One of the most challenging issues in the workplace is dealing with bad attitude and employees refusing to perform the work for which they were hired. Disruptive behaviour can take on many forms: outright refusal to carry out work, manifest non-performance, inappropriate comments, persistent complaints and non-verbal communication expressions of dissatisfaction (i.e., eye rolling, sighing, etc.). Employers dealing with employees who have a negative and disruptive attitude often consider dismissal for insubordination and insolence. What exactly are those two concepts?
They often go hand in hand, but are not the same
As noted by the New Brunswick Court of Appeal in Henry v. Foxco Ltd. (trial and appeal), courts (and employers) tend to use the terms "insolence" and "insubordination" interchangeably, even though they’re distinct categories of misconduct. Insolence refers to derisive, abusive or contemptuous language, generally directed at a superior. Insubordination refers to the intentional refusal to obey an employer’s lawful and reasonable orders. While insolence can amount to insubordination, the two terms aren’t synonymous, but the two types of behaviour often occur together.
In Foxco, the plaintiff employee was dismissed for one incident of misconduct. He was a repair technician and had been instructed to remove decals from two vehicles. A supervisor questioned the employee about the length of time it took him to perform his work and his choice of tools. The employee responded, in the presence of co-workers, by yelling profanities and challenging the employer to fire him. The employer suggested that the employee go home to cool off but the employee refused. He was terminated and sued for wrongful dismissal. The trial judge found that the employer had established just cause and dismissed the action. The employee appealed the decision.
On appeal, the court found that the employee had been wrongfully dismissed. The court, however, was divided in how to characterize the plaintiff’s behaviour. Justice Larlee decided that the employee’s use of profanities amounted to insolence and his refusal to go home amounted to insubordination. However, this single incident wasn’t so severe that it would destroy the employer-employee relationship given the employee’s tenure (7 and a half years) and positive employment performance in the past.
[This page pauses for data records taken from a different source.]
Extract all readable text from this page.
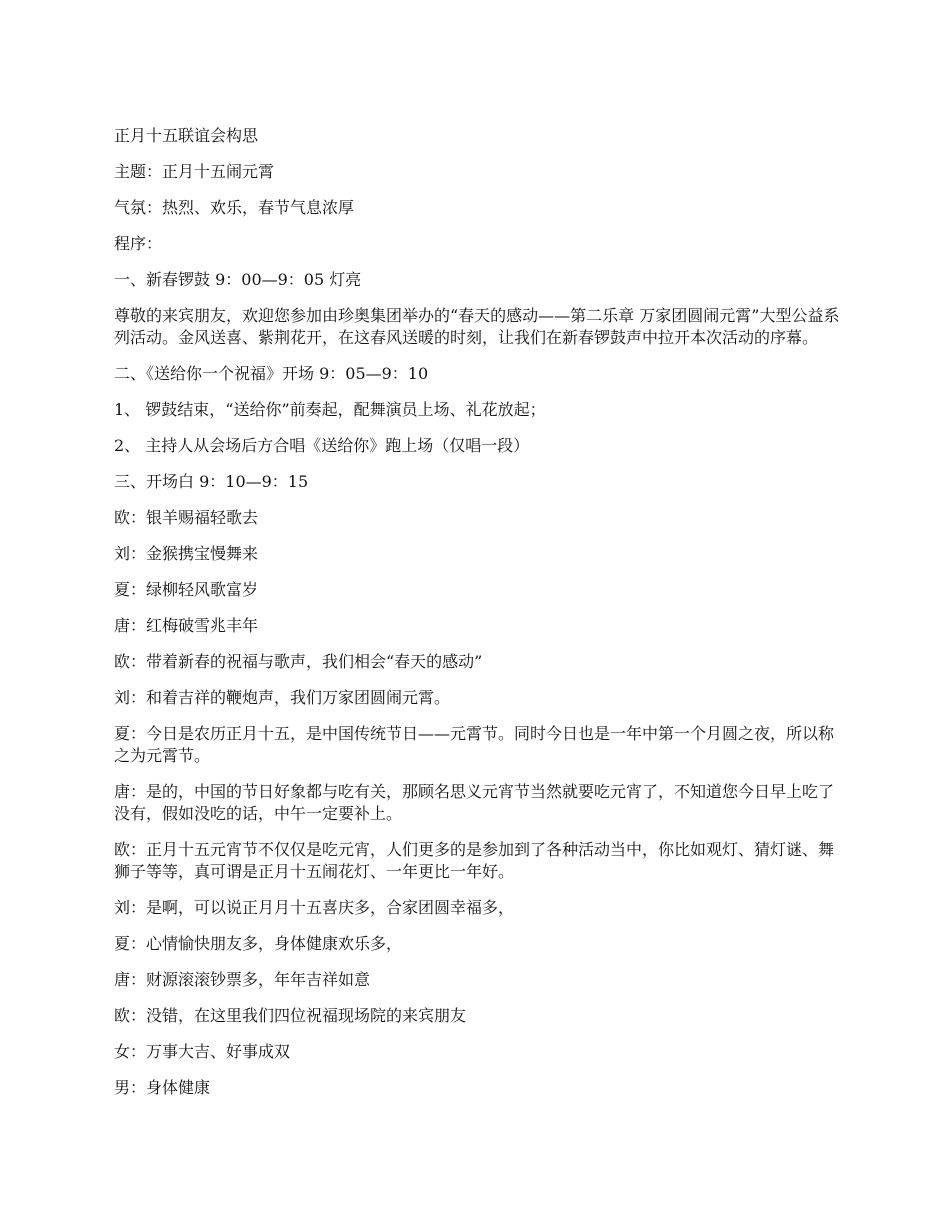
正月十五联谊会构思

主题：正月十五闹元霄

气氛：热烈、欢乐，春节气息浓厚

程序：

一、新春锣鼓 9：00—9：05 灯亮

尊敬的来宾朋友，欢迎您参加由珍奥集团举办的“春天的感动——第二乐章 万家团圆闹元霄”大型公益系列活动。金风送喜、紫荆花开，在这春风送暖的时刻，让我们在新春锣鼓声中拉开本次活动的序幕。

二、《送给你一个祝福》开场 9：05—9：10

1、 锣鼓结束，“送给你”前奏起，配舞演员上场、礼花放起；

2、 主持人从会场后方合唱《送给你》跑上场（仅唱一段）

三、开场白 9：10—9：15

欧：银羊赐福轻歌去

刘：金猴携宝慢舞来

夏：绿柳轻风歌富岁

唐：红梅破雪兆丰年

欧：带着新春的祝福与歌声，我们相会“春天的感动”

刘：和着吉祥的鞭炮声，我们万家团圆闹元霄。

夏：今日是农历正月十五，是中国传统节日——元霄节。同时今日也是一年中第一个月圆之夜，所以称之为元霄节。

唐：是的，中国的节日好象都与吃有关，那顾名思义元宵节当然就要吃元宵了，不知道您今日早上吃了没有，假如没吃的话，中午一定要补上。

欧：正月十五元宵节不仅仅是吃元宵，人们更多的是参加到了各种活动当中，你比如观灯、猜灯谜、舞狮子等等，真可谓是正月十五闹花灯、一年更比一年好。

刘：是啊，可以说正月月十五喜庆多，合家团圆幸福多，

夏：心情愉快朋友多，身体健康欢乐多，

唐：财源滚滚钞票多，年年吉祥如意

欧：没错，在这里我们四位祝福现场院的来宾朋友

女：万事大吉、好事成双

男：身体健康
Justice Robertson found that the misconduct was insolence, but not insubordination. Given that insolence is deemed less serious than insubordination, the misconduct did not justify summary dismissal. Justice Robertson stated that a single incident of insolence will amount to just cause for dismissal in one of three circumstances:
- The employee and superior are no longer able to maintain a working relationship;
- The incident destabilizes the supervisor’s credibility in the workplace and, thus, his or her ability to properly supervise; or
- As a result of the incident the employer suffered a material financial loss, loss of reputation, or its business interests were seriously prejudiced.
As in all discipline cases, the court considers mitigating factors, such as the employee’s work history and employment record.
Case law indicates certain trends in cases of insubordination or insolence:
- The range of conduct that can constitute insubordination is broad. It generally relates to performance of some aspect of the employee’s job but may also include a refusal not directly concerning a work assignment;
- Insolence can amount to insubordination where the insolent behaviour, exclusive of any refusal to comply with orders, involves resisting and/or defying an employer’s authority;
- Generally, two or more instances of insolence or insubordination are required for cause;
- However, the gravity of the offence (whether insolence or insubordination) must be examined;
- If the employee has a reasonable excuse, such as provocation, the conduct may be excused; and
- Other relevant circumstances, such as generally tolerated language and behaviour in the workplace, can mitigate the severity of the misconduct.
Determining whether insolent or insubordinate conduct amounts to just cause for dismissal is challenging for both employers and courts. In making a decision to dismiss or impose other, less severe sanctions, employers must carefully consider the facts and circumstances of the individual case: the number of instances of misconduct, the gravity of the offence, whether there was a reasonable excuse for the employee’s conduct or other mitigating factors and whether the employer’s authority was challenged. Generally, disciplinary sanctions other than dismissal will be required. However, in exceptional cases or in the presence of repeated misconduct, the employee’s insubordination or insolence may amount to cause for dismissal.
What’s an employer to do?
Where an employer can establish that an employee has been insubordinate, insolent or both, it’s appropriate to impose discipline. Insubordination is one of the most serious industrial offences, as it affects the employer’s right to manage. The right to order employees to carry out work without extended debate and without a loss of respect is central to the role of management. Nonetheless, in all disciplinary matters, employers must apply progressive discipline where indicated and impose the appropriate penalty given the severity of the misconduct and whether mitigating factors are present.
Disciplinary sanctions have generally not been found to be appropriate where an obscene or abusive outburst towards the employer can be characterized as a momentary flare-up of temper that doesn’t challenge the employer’s authority. Minor disciplinary sanctions have been deemed appropriate where the employee’s language and conduct isn’t particularly disruptive, insulting or contemptuous of management. More severe discipline, including discharge, has been supported where insolent language has been used in conjunction with either a refusal to follow an employer’s instructions or where it has been accompanied by threats or assault.